Les fins ne sont jamais faciles pour de grandes sagas, aussi bien au cinéma qu'en littérature, sur le petit écran comme en bande dessinée. Et alors quand l'histoire s'attache à philosopher sur les fins elles-mêmes en y rajoutant un brin d'univers alternatifs l'exercice devient carrément impossible.


Black Science, c'est mon comics préféré. Voilà c'est comme ça, je l'ai dans la peau (littéralement), et tant en termes de narration que de réflexion ou d'illustration le trio Calera, Dinisio et Remender m'aura marqué à vie. Une épopée (enfin une Odyssée d'après la VF qui s'est donné un super leitmotiv pour les titres qu'on ne peut que saluer !) à travers des mondes fous, souvent mélange de deux univers distincts et la psyché tout aussi folle d'un héros nihiliste, quand bien même il affirme ne pas l'être.
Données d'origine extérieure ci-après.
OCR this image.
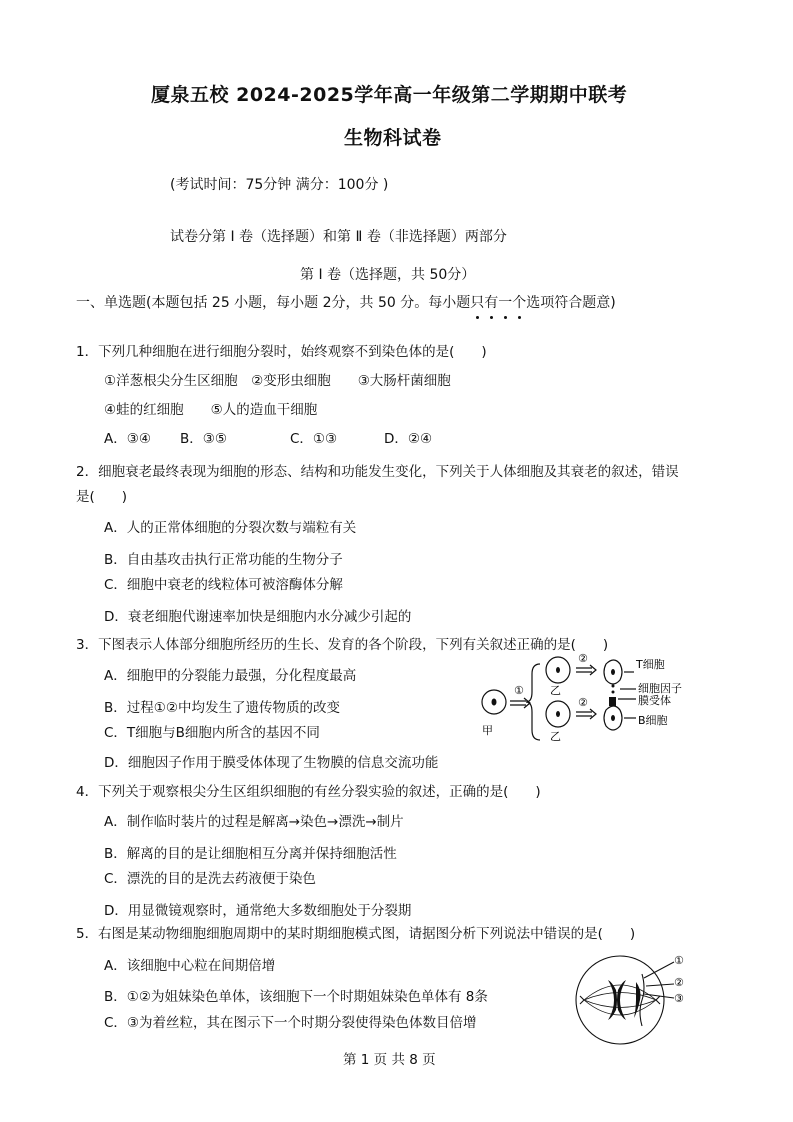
厦泉五校 2024-2025学年高一年级第二学期期中联考
生物科试卷
(考试时间：75分钟 满分：100分 )
试卷分第 Ⅰ 卷（选择题）和第 Ⅱ 卷（非选择题）两部分
第 Ⅰ 卷（选择题，共 50分）
一、单选题(本题包括 25 小题，每小题 2分，共 50 分。每小题只有一个选项符合题意)
1．下列几种细胞在进行细胞分裂时，始终观察不到染色体的是(　　)
①洋葱根尖分生区细胞　②变形虫细胞　　③大肠杆菌细胞
④蛙的红细胞　　⑤人的造血干细胞
A．③④ B．③⑤	C．①③	D．②④
2．细胞衰老最终表现为细胞的形态、结构和功能发生变化，下列关于人体细胞及其衰老的叙述，错误
是(　　)
A．人的正常体细胞的分裂次数与端粒有关
B．自由基攻击执行正常功能的生物分子
C．细胞中衰老的线粒体可被溶酶体分解
D．衰老细胞代谢速率加快是细胞内水分减少引起的
3．下图表示人体部分细胞所经历的生长、发育的各个阶段，下列有关叙述正确的是(　　)
A．细胞甲的分裂能力最强，分化程度最高
B．过程①②中均发生了遗传物质的改变
C．T细胞与B细胞内所含的基因不同
D．细胞因子作用于膜受体体现了生物膜的信息交流功能
甲
① 乙
乙
②
②
T细胞
细胞因子
膜受体
B细胞
4．下列关于观察根尖分生区组织细胞的有丝分裂实验的叙述，正确的是(　　)
A．制作临时装片的过程是解离→染色→漂洗→制片
B．解离的目的是让细胞相互分离并保持细胞活性
C．漂洗的目的是洗去药液便于染色
D．用显微镜观察时，通常绝大多数细胞处于分裂期
5．右图是某动物细胞细胞周期中的某时期细胞模式图，请据图分析下列说法中错误的是(　　)
A．该细胞中心粒在间期倍增
B．①②为姐妹染色单体，该细胞下一个时期姐妹染色单体有 8条
C．③为着丝粒，其在图示下一个时期分裂使得染色体数目倍增
①
②
③
第 1 页 共 8 页
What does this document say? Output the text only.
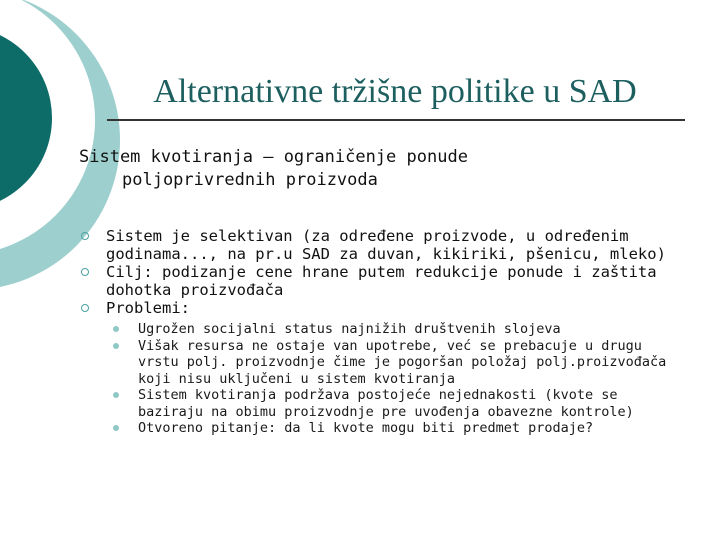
Alternativne tržišne politike u SAD

Sistem kvotiranja – ograničenje ponude
poljoprivrednih proizvoda

Sistem je selektivan (za određene proizvode, u određenim godinama..., na pr.u SAD za duvan, kikiriki, pšenicu, mleko)
Cilj: podizanje cene hrane putem redukcije ponude i zaštita dohotka proizvođača
Problemi:
Ugrožen socijalni status najnižih društvenih slojeva
Višak resursa ne ostaje van upotrebe, već se prebacuje u drugu vrstu polj. proizvodnje čime je pogoršan položaj polj.proizvođača koji nisu uključeni u sistem kvotiranja
Sistem kvotiranja podržava postojeće nejednakosti (kvote se baziraju na obimu proizvodnje pre uvođenja obavezne kontrole)
Otvoreno pitanje: da li kvote mogu biti predmet prodaje?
Une histoire qui ne pardonne rien tant à ses personnages qu'au lecteur et surement même à l'auteur qui a du laissé un peu de lui dans la destinée du clan McKay.


Meurtres, tromperies, duperies, les 9 tomes ne sont pas avares en retournements de situations, ménageant bien des fins de chapitres spectaculaires, en particulier pour les trois premiers tomes où l'action ne se repose jamais. Viens ensuite pour le second tiers un rythme plus posé avec la tentative de recomposition de l'équipe qui nous fait revenir dans des univers bien plus proches du notre et où le drama a une place plus importante. Le dernier tiers quand à lui donnait plus d’envergure aux personnages secondaires que ce soit via les enfants devenus carrément super-héros ou à Sara qui apparaît enfin comme autre chose qu'une simple mère courage dont on parle tout le temps sans la voir.


SPOILER ALERT


Ironiquement, en même temps que s'installait le chaos ambiant (genre, faire venir tout les antagonistes dans la même ville), des arcs narratifs très doux surgissaient, notamment pour faire renaître l'idylle entre Grant et Sara. Je commençais déjà à tiquer un peu à l'époque car même si on rêve de les voir se remettre ensemble et qu'on comprend le positivisme dont veut faire part monsieur Remender, on se dit que la rapidité du pardon est incroyable comparé aux années de souffrances endurés par chacun. A l'échelle des comics, tout va très vite et on commence donc ce 9ème tome sur la famille enfin réunie. Voilà, rideau vous pouvez circuler il n'y a rien à voir. Des retrouvailles certes émouvantes mais qui arrivent un tome trop tôt et laisse donc penser que tout ne vas pas se finir comme prévu.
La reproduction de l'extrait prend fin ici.